Bagi para pelaku industri kreatif, khususnya bidang digital design dan gaming ini adalah tanah harapan yang terbuka lebar. Nah kita akan bahas semua itu sebentar lagi. Sekarang kita bahas dulu apa itu Metaverse?
Apa itu Metaverse?
Apa itu Metaverse atau metaverse apa artinya? Matthew Ball dalam tulisannnya bertajuk The Metaverse Primer mendefenisikan metaverse sebagai jaringan luas dari dunia virtual tiga dimensi yang bekerja secara real-time, dan persistem, serta mendukung kesinambungan identitas, objek, sejarah, pembayaran, dan hak, yang mana dunia itu di alami secara serempak oleh jumlah pengguna yang tidak terbatas.
Masih bingung, oke mungkin definisi Metaverse dari Facebook ini lebih mudah di pahami metaverse adalah seperangkat uang virtual yang Anda dapat kita akan dan jelajahi dengan orang lain yang tidak berada di ruang fisik yang sama dengan Anda.
Contoh Metaverse
Okey, sudah lebih kebayanglkan dari definisi sebelumnya, atau belum. Anda sudah nonton film Ready Player One yang di buat oleh Steven Spielberg, itulah Contoh Metaverse. Belum nonton juga.
Yah oke, Anda tahu game Fortnite yang populer itu, atau Roblox. Pasti tau dong.
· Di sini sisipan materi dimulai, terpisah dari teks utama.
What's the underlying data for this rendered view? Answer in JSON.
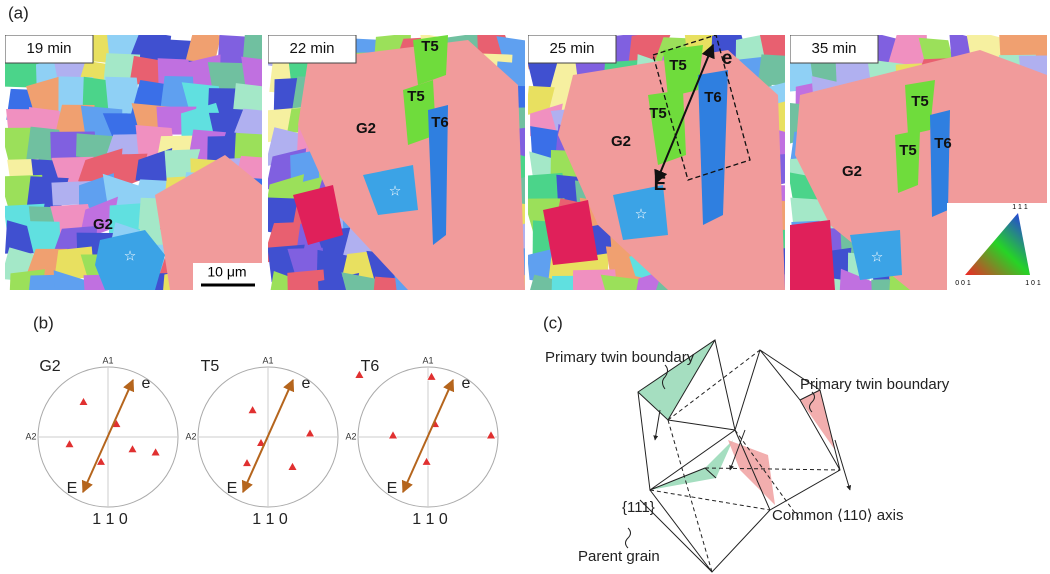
{
  "panel_a": {
    "label": "(a)",
    "maps": [
      {
        "time": "19 min",
        "labels": [
          "G2"
        ]
      },
      {
        "time": "22 min",
        "labels": [
          "T5",
          "T5",
          "G2",
          "T6"
        ]
      },
      {
        "time": "25 min",
        "labels": [
          "T5",
          "T5",
          "T6",
          "G2",
          "e",
          "E"
        ]
      },
      {
        "time": "35 min",
        "labels": [
          "T5",
          "T5",
          "T6",
          "G2"
        ]
      }
    ],
    "scale_bar": "10 μm",
    "ipf_key": [
      "1 1 1",
      "0 0 1",
      "1 0 1"
    ]
  },
  "panel_b": {
    "label": "(b)",
    "pole_figures": [
      {
        "name": "G2",
        "axes": [
          "A1",
          "A2"
        ],
        "ends": [
          "e",
          "E"
        ],
        "direction": "1 1 0"
      },
      {
        "name": "T5",
        "axes": [
          "A1",
          "A2"
        ],
        "ends": [
          "e",
          "E"
        ],
        "direction": "1 1 0"
      },
      {
        "name": "T6",
        "axes": [
          "A1",
          "A2"
        ],
        "ends": [
          "e",
          "E"
        ],
        "direction": "1 1 0"
      }
    ]
  },
  "panel_c": {
    "label": "(c)",
    "labels": [
      "Primary twin boundary",
      "Primary twin boundary",
      "{111}",
      "Common ⟨110⟩ axis",
      "Parent grain"
    ]
  }
}
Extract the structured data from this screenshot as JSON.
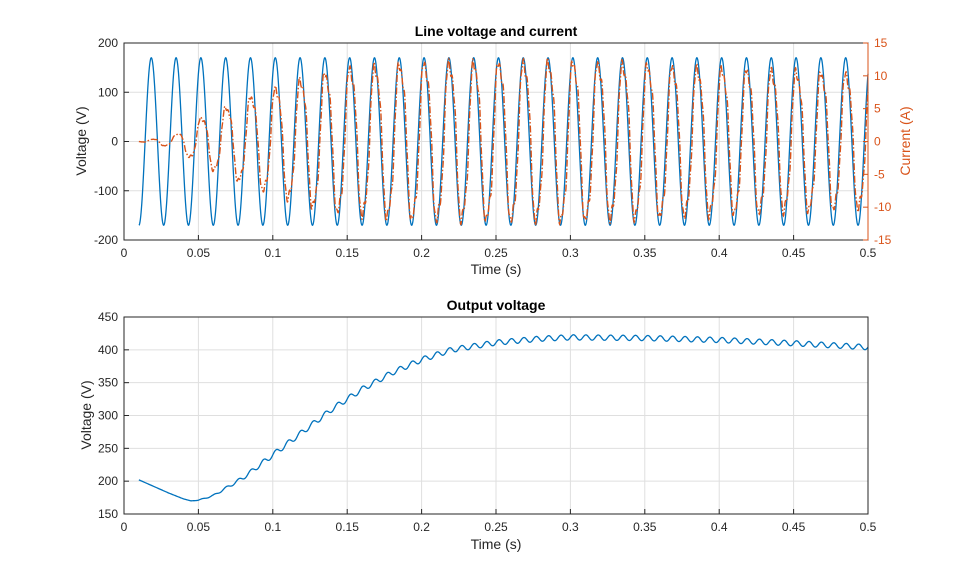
{
  "chart_data": [
    {
      "type": "line",
      "title": "Line voltage and current",
      "xlabel": "Time (s)",
      "ylabel": "Voltage (V)",
      "ylabel_right": "Current (A)",
      "xlim": [
        0,
        0.5
      ],
      "ylim": [
        -200,
        200
      ],
      "ylim_right": [
        -15,
        15
      ],
      "xticks": [
        "0",
        "0.05",
        "0.1",
        "0.15",
        "0.2",
        "0.25",
        "0.3",
        "0.35",
        "0.4",
        "0.45",
        "0.5"
      ],
      "yticks": [
        "-200",
        "-100",
        "0",
        "100",
        "200"
      ],
      "yticks_right": [
        "-15",
        "-10",
        "-5",
        "0",
        "5",
        "10",
        "15"
      ],
      "grid": true,
      "colors": {
        "voltage": "#0072bd",
        "current": "#d95319"
      },
      "voltage": {
        "t_start": 0.01,
        "t_end": 0.5,
        "amplitude": 170,
        "frequency_hz": 60
      },
      "current": {
        "t_start": 0.01,
        "t_end": 0.5,
        "frequency_hz": 60,
        "style": "dash-dot",
        "envelope": {
          "t": [
            0.01,
            0.035,
            0.05,
            0.07,
            0.09,
            0.11,
            0.13,
            0.15,
            0.2,
            0.3,
            0.4,
            0.5
          ],
          "amp": [
            0,
            1.0,
            3.5,
            5.5,
            7.5,
            9.0,
            10.5,
            11.5,
            12.3,
            12.5,
            11.5,
            10.5
          ]
        }
      }
    },
    {
      "type": "line",
      "title": "Output voltage",
      "xlabel": "Time (s)",
      "ylabel": "Voltage (V)",
      "xlim": [
        0,
        0.5
      ],
      "ylim": [
        150,
        450
      ],
      "xticks": [
        "0",
        "0.05",
        "0.1",
        "0.15",
        "0.2",
        "0.25",
        "0.3",
        "0.35",
        "0.4",
        "0.45",
        "0.5"
      ],
      "yticks": [
        "150",
        "200",
        "250",
        "300",
        "350",
        "400",
        "450"
      ],
      "grid": true,
      "colors": {
        "voltage": "#0072bd"
      },
      "output": {
        "t": [
          0.01,
          0.03,
          0.04,
          0.045,
          0.05,
          0.06,
          0.08,
          0.1,
          0.12,
          0.14,
          0.16,
          0.18,
          0.2,
          0.22,
          0.25,
          0.28,
          0.3,
          0.35,
          0.4,
          0.45,
          0.5
        ],
        "v": [
          202,
          182,
          173,
          170,
          171,
          178,
          205,
          240,
          275,
          310,
          340,
          365,
          385,
          400,
          411,
          417,
          419,
          418,
          415,
          410,
          404
        ],
        "ripple_hz": 120,
        "ripple_amplitude": 4
      }
    }
  ]
}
Yah anak-anak kita tuh, tidak berhentinya memainkan permainan online itu.
Bagaimana cara main metaverse dan ada apa saja?
Nah Metaverse itu seperti Roblox, di mana anda memainkan sebuah avatar yang anda ciptakan, untuk hidup dan berinteraksi dengan avatar lain dalam sebuah dunia virtual.
Tapi bedanya, alih-alih anda memainkanya dengan melihat layar gadget anda, Metaverse di mainkan dengan menggunakan perangkat VR, yang membuat anda benar-benar merasa ada di dalam dunia virtual tersebut.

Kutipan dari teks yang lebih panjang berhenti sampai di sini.